Sementara di negeri daratan Tiongkok, perayaan ini dalam bahasa mandarin disebut Yuan Shiau Ciek. Artinya festival malam bulan satu, yang juga dikenal dunia sebagai Lantern Festival. Perayaan ini biasanya dirayakan secara besar-besaran dengan adanya pawai, seperti yang sering diadakan di Singkawang.

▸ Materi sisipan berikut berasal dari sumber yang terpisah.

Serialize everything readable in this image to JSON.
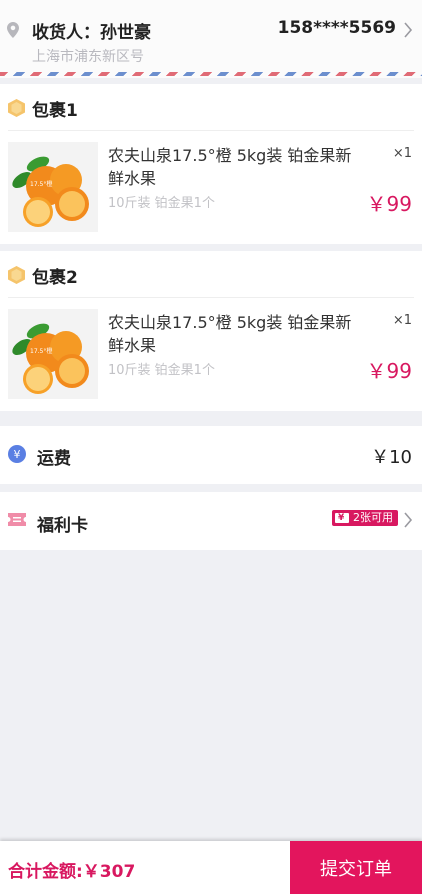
{
  "address": {
    "receiver_label": "收货人：孙世豪",
    "phone": "158****5569",
    "address": "上海市浦东新区号"
  },
  "packages": [
    {
      "title": "包裹1",
      "product_name": "农夫山泉17.5°橙 5kg装 铂金果新鲜水果",
      "spec": "10斤装 铂金果1个",
      "quantity": "×1",
      "price": "￥99",
      "image_label": "17.5°橙"
    },
    {
      "title": "包裹2",
      "product_name": "农夫山泉17.5°橙 5kg装 铂金果新鲜水果",
      "spec": "10斤装 铂金果1个",
      "quantity": "×1",
      "price": "￥99",
      "image_label": "17.5°橙"
    }
  ],
  "shipping": {
    "label": "运费",
    "value": "￥10",
    "icon": "yen-coin-icon"
  },
  "welfare_card": {
    "label": "福利卡",
    "badge": "2张可用",
    "icon": "ticket-icon"
  },
  "footer": {
    "total": "合计金额:￥307",
    "submit_label": "提交订单"
  },
  "colors": {
    "accent": "#d81860",
    "submit_bg": "#e3155d",
    "package_icon": "#f5c46b",
    "shipping_icon": "#5a7fe3",
    "ticket_icon": "#f08ca8"
  }
}
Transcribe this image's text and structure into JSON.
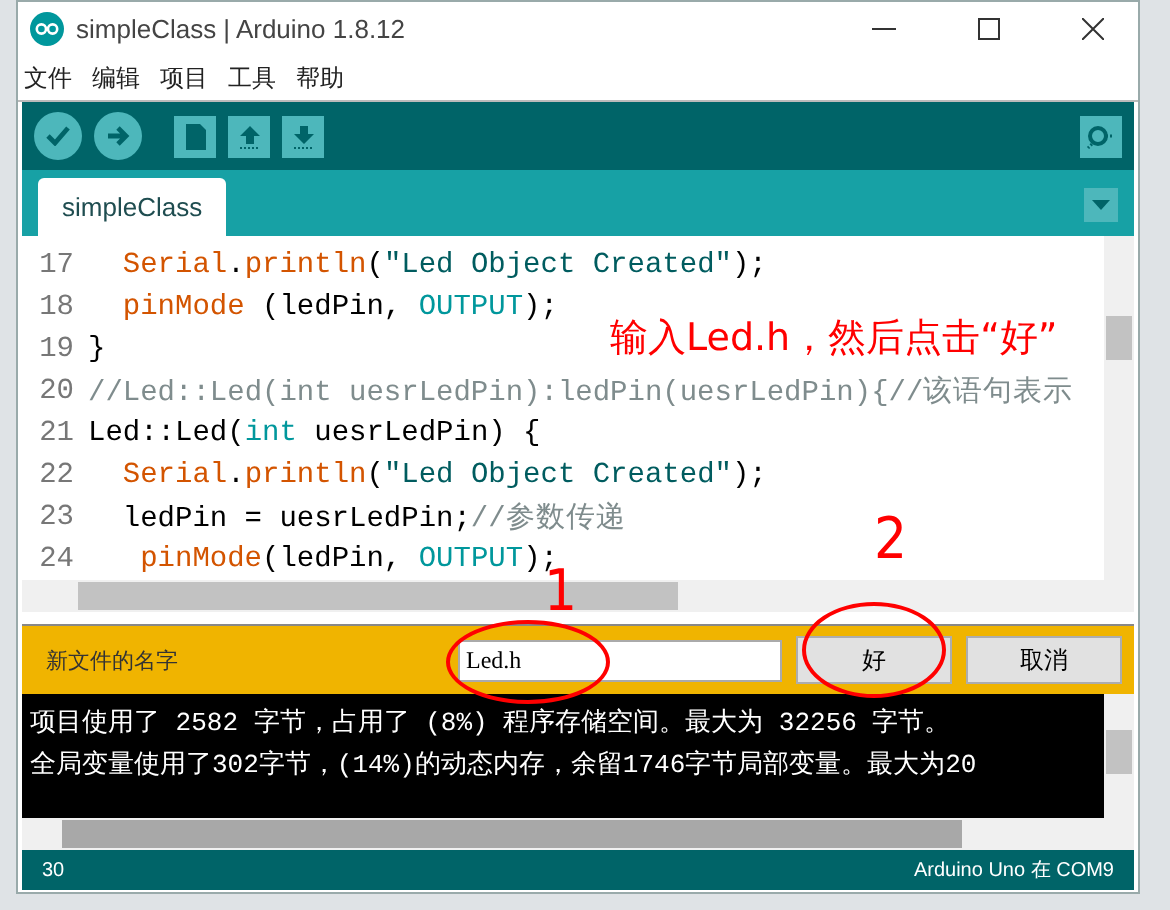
{
  "window": {
    "title": "simpleClass | Arduino 1.8.12"
  },
  "menu": [
    "文件",
    "编辑",
    "项目",
    "工具",
    "帮助"
  ],
  "tabs": [
    {
      "label": "simpleClass",
      "selected": true
    }
  ],
  "code_lines": [
    {
      "number": "17",
      "kind": "body",
      "tokens": [
        {
          "kind": "func",
          "text": "Serial"
        },
        {
          "kind": "plain",
          "text": "."
        },
        {
          "kind": "func",
          "text": "println"
        },
        {
          "kind": "plain",
          "text": "("
        },
        {
          "kind": "string",
          "text": "\"Led Object Created\""
        },
        {
          "kind": "plain",
          "text": ");"
        }
      ]
    },
    {
      "number": "18",
      "kind": "body",
      "tokens": [
        {
          "kind": "func",
          "text": "pinMode"
        },
        {
          "kind": "plain",
          "text": " (ledPin, "
        },
        {
          "kind": "const",
          "text": "OUTPUT"
        },
        {
          "kind": "plain",
          "text": ");"
        }
      ]
    },
    {
      "number": "19",
      "kind": "top",
      "tokens": [
        {
          "kind": "plain",
          "text": "}"
        }
      ]
    },
    {
      "number": "20",
      "kind": "top",
      "tokens": [
        {
          "kind": "comment",
          "text": "//Led::Led(int uesrLedPin):ledPin(uesrLedPin){//该语句表示"
        }
      ]
    },
    {
      "number": "21",
      "kind": "top",
      "tokens": [
        {
          "kind": "plain",
          "text": "Led::Led("
        },
        {
          "kind": "const",
          "text": "int"
        },
        {
          "kind": "plain",
          "text": " uesrLedPin) {"
        }
      ]
    },
    {
      "number": "22",
      "kind": "body",
      "tokens": [
        {
          "kind": "func",
          "text": "Serial"
        },
        {
          "kind": "plain",
          "text": "."
        },
        {
          "kind": "func",
          "text": "println"
        },
        {
          "kind": "plain",
          "text": "("
        },
        {
          "kind": "string",
          "text": "\"Led Object Created\""
        },
        {
          "kind": "plain",
          "text": ");"
        }
      ]
    },
    {
      "number": "23",
      "kind": "body",
      "tokens": [
        {
          "kind": "plain",
          "text": "ledPin = uesrLedPin;"
        },
        {
          "kind": "comment",
          "text": "//参数传递"
        }
      ]
    },
    {
      "number": "24",
      "kind": "continued",
      "tokens": [
        {
          "kind": "func",
          "text": "pinMode"
        },
        {
          "kind": "plain",
          "text": "(ledPin, "
        },
        {
          "kind": "const",
          "text": "OUTPUT"
        },
        {
          "kind": "plain",
          "text": ");"
        }
      ]
    }
  ],
  "prompt": {
    "label": "新文件的名字",
    "value": "Led.h",
    "buttons": [
      "好",
      "取消"
    ]
  },
  "console_lines": [
    "项目使用了 2582 字节，占用了 (8%) 程序存储空间。最大为 32256 字节。",
    "全局变量使用了302字节，(14%)的动态内存，余留1746字节局部变量。最大为20"
  ],
  "status_bar": {
    "line": "30",
    "board": "Arduino Uno 在 COM9"
  },
  "annotations": [
    {
      "kind": "note",
      "text": "输入Led.h，然后点击“好”"
    },
    {
      "kind": "step",
      "text": "1"
    },
    {
      "kind": "step",
      "text": "2"
    }
  ]
}
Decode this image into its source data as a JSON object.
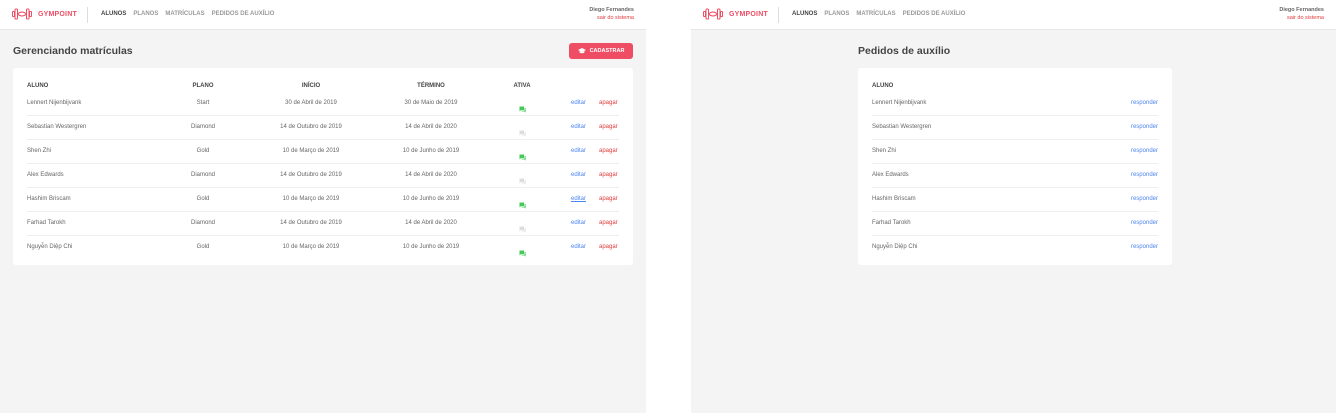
{
  "brand": {
    "name": "GYMPOINT",
    "color": "#ee4d64"
  },
  "nav": [
    {
      "label": "ALUNOS",
      "active": true
    },
    {
      "label": "PLANOS",
      "active": false
    },
    {
      "label": "MATRÍCULAS",
      "active": false
    },
    {
      "label": "PEDIDOS DE AUXÍLIO",
      "active": false
    }
  ],
  "user": {
    "name": "Diego Fernandes",
    "logout": "sair do sistema"
  },
  "enrollments": {
    "title": "Gerenciando matrículas",
    "register_button": "CADASTRAR",
    "columns": {
      "student": "ALUNO",
      "plan": "PLANO",
      "start": "INÍCIO",
      "end": "TÉRMINO",
      "active": "ATIVA"
    },
    "rows": [
      {
        "student": "Lennert Nijenbijvank",
        "plan": "Start",
        "start": "30 de Abril de 2019",
        "end": "30 de Maio de 2019",
        "active": true
      },
      {
        "student": "Sebastian Westergren",
        "plan": "Diamond",
        "start": "14 de Outubro de 2019",
        "end": "14 de Abril de 2020",
        "active": false
      },
      {
        "student": "Shen Zhi",
        "plan": "Gold",
        "start": "10 de Março de 2019",
        "end": "10 de Junho de 2019",
        "active": true
      },
      {
        "student": "Alex Edwards",
        "plan": "Diamond",
        "start": "14 de Outubro de 2019",
        "end": "14 de Abril de 2020",
        "active": false
      },
      {
        "student": "Hashim Briscam",
        "plan": "Gold",
        "start": "10 de Março de 2019",
        "end": "10 de Junho de 2019",
        "active": true,
        "edit_hovered": true
      },
      {
        "student": "Farhad Tarokh",
        "plan": "Diamond",
        "start": "14 de Outubro de 2019",
        "end": "14 de Abril de 2020",
        "active": false
      },
      {
        "student": "Nguyễn Diệp Chi",
        "plan": "Gold",
        "start": "10 de Março de 2019",
        "end": "10 de Junho de 2019",
        "active": true
      }
    ],
    "edit_label": "editar",
    "delete_label": "apagar"
  },
  "help_orders": {
    "title": "Pedidos de auxílio",
    "column_student": "ALUNO",
    "reply_label": "responder",
    "rows": [
      {
        "student": "Lennert Nijenbijvank"
      },
      {
        "student": "Sebastian Westergren"
      },
      {
        "student": "Shen Zhi"
      },
      {
        "student": "Alex Edwards"
      },
      {
        "student": "Hashim Briscam"
      },
      {
        "student": "Farhad Tarokh"
      },
      {
        "student": "Nguyễn Diệp Chi"
      }
    ]
  },
  "colors": {
    "active_icon": "#42cb59",
    "inactive_icon": "#dddddd",
    "link_blue": "#4d85ee",
    "link_red": "#de3b3b"
  }
}
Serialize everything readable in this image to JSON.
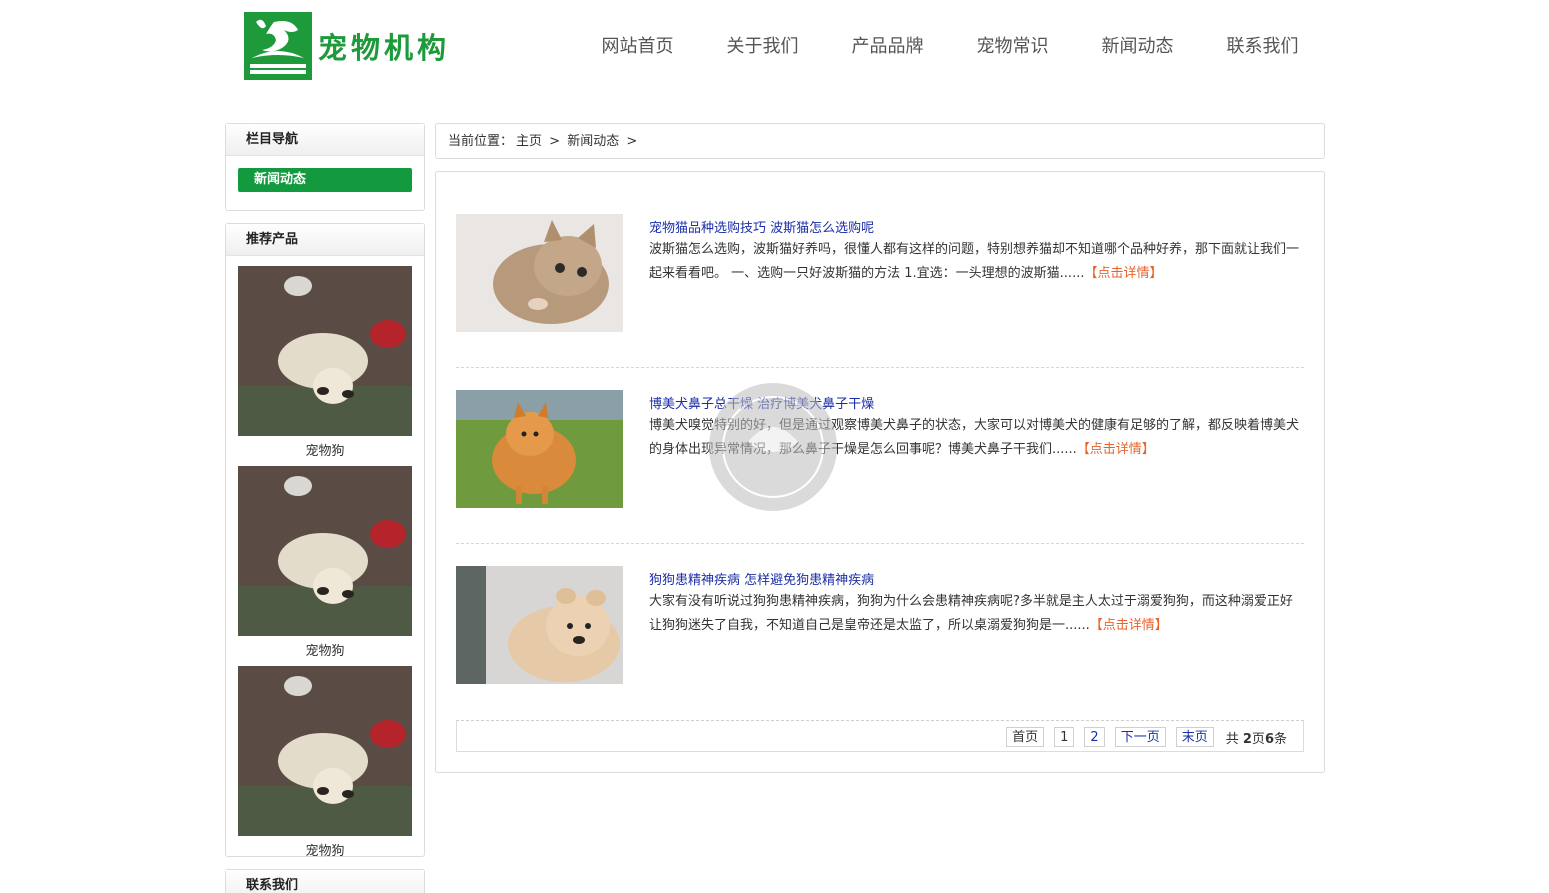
{
  "header": {
    "logo_text": "宠物机构",
    "nav": [
      "网站首页",
      "关于我们",
      "产品品牌",
      "宠物常识",
      "新闻动态",
      "联系我们"
    ]
  },
  "sidebar": {
    "nav_title": "栏目导航",
    "nav_active": "新闻动态",
    "products_title": "推荐产品",
    "products": [
      {
        "name": "宠物狗"
      },
      {
        "name": "宠物狗"
      },
      {
        "name": "宠物狗"
      }
    ],
    "contact_title": "联系我们"
  },
  "breadcrumb": {
    "label": "当前位置：",
    "home": "主页",
    "sep": ">",
    "current": "新闻动态"
  },
  "articles": [
    {
      "title": "宠物猫品种选购技巧 波斯猫怎么选购呢",
      "summary": "波斯猫怎么选购，波斯猫好养吗，很懂人都有这样的问题，特别想养猫却不知道哪个品种好养，那下面就让我们一起来看看吧。 一、选购一只好波斯猫的方法 1.宜选：一头理想的波斯猫......",
      "more": "【点击详情】"
    },
    {
      "title": "博美犬鼻子总干燥 治疗博美犬鼻子干燥",
      "summary": "博美犬嗅觉特别的好，但是通过观察博美犬鼻子的状态，大家可以对博美犬的健康有足够的了解，都反映着博美犬的身体出现异常情况，那么鼻子干燥是怎么回事呢？博美犬鼻子干我们......",
      "more": "【点击详情】"
    },
    {
      "title": "狗狗患精神疾病 怎样避免狗患精神疾病",
      "summary": "大家有没有听说过狗狗患精神疾病，狗狗为什么会患精神疾病呢?多半就是主人太过于溺爱狗狗，而这种溺爱正好让狗狗迷失了自我，不知道自己是皇帝还是太监了，所以桌溺爱狗狗是一......",
      "more": "【点击详情】"
    }
  ],
  "pager": {
    "first": "首页",
    "pages": [
      "1",
      "2"
    ],
    "next": "下一页",
    "last": "末页",
    "info_prefix": "共 ",
    "total_pages": "2",
    "info_mid": "页",
    "total_items": "6",
    "info_suffix": "条"
  },
  "colors": {
    "brand_green": "#139a3e",
    "link_blue": "#1c2fa8",
    "more_orange": "#e8622b"
  }
}
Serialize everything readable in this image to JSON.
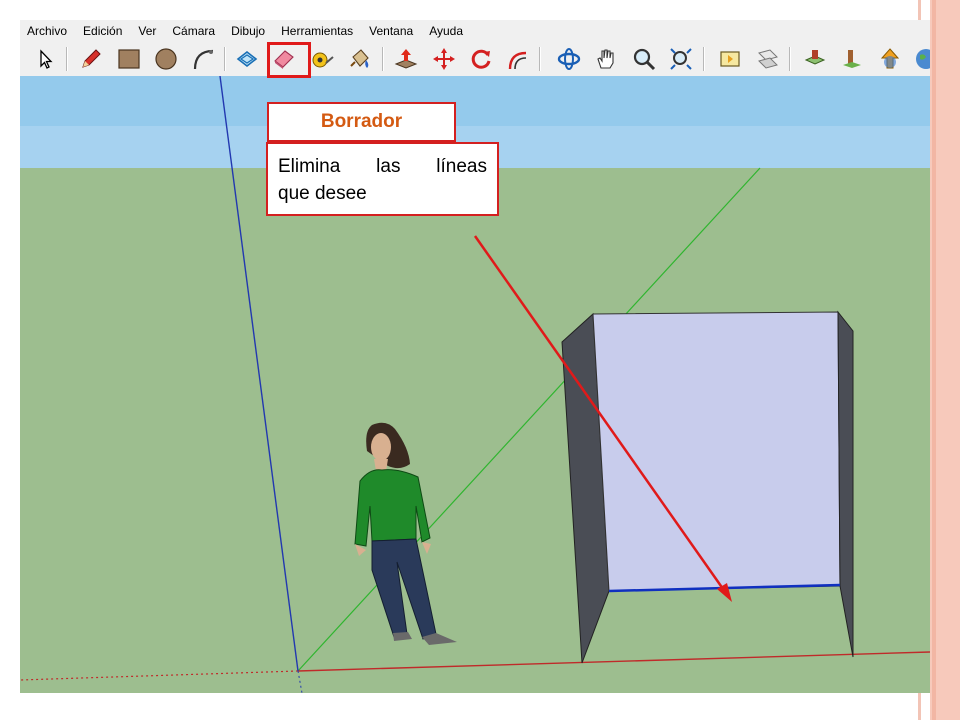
{
  "menu": {
    "items": [
      "Archivo",
      "Edición",
      "Ver",
      "Cámara",
      "Dibujo",
      "Herramientas",
      "Ventana",
      "Ayuda"
    ]
  },
  "toolbar": {
    "tools": [
      "select-icon",
      "pencil-icon",
      "rectangle-icon",
      "circle-icon",
      "arc-icon",
      "make-component-icon",
      "eraser-icon",
      "tape-measure-icon",
      "paint-bucket-icon",
      "push-pull-icon",
      "move-icon",
      "rotate-icon",
      "offset-icon",
      "orbit-icon",
      "pan-icon",
      "zoom-icon",
      "zoom-extents-icon",
      "previous-view-icon",
      "next-view-icon",
      "warehouse-icon",
      "place-model-icon",
      "share-model-icon",
      "earth-icon"
    ],
    "active_tool": "eraser-icon"
  },
  "callout": {
    "title": "Borrador",
    "description_line1": "Elimina las líneas",
    "description_line2": "que desee",
    "accent_color": "#e01a1a",
    "title_color": "#d45a12"
  },
  "scene": {
    "sky_color": "#a6d2f0",
    "ground_color": "#9dbe8f",
    "wall_front_color": "#c8ccec",
    "wall_side_color": "#4a4d55"
  }
}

Cap Go Meh Singkawang (pict by the Jakarta Post)Perayaan Cap Go Meh di Indonesia
Ketika ada atraksi Cap Go Meh, Kak Niken seringkali mengajak anak-anak ke mall untuk melihat pertunjukannya. Mereka sangat tertarik menyaksikan tarian Barongsai dan Liong (naga) meliuk-liuk dengan rangkaian atraksinya.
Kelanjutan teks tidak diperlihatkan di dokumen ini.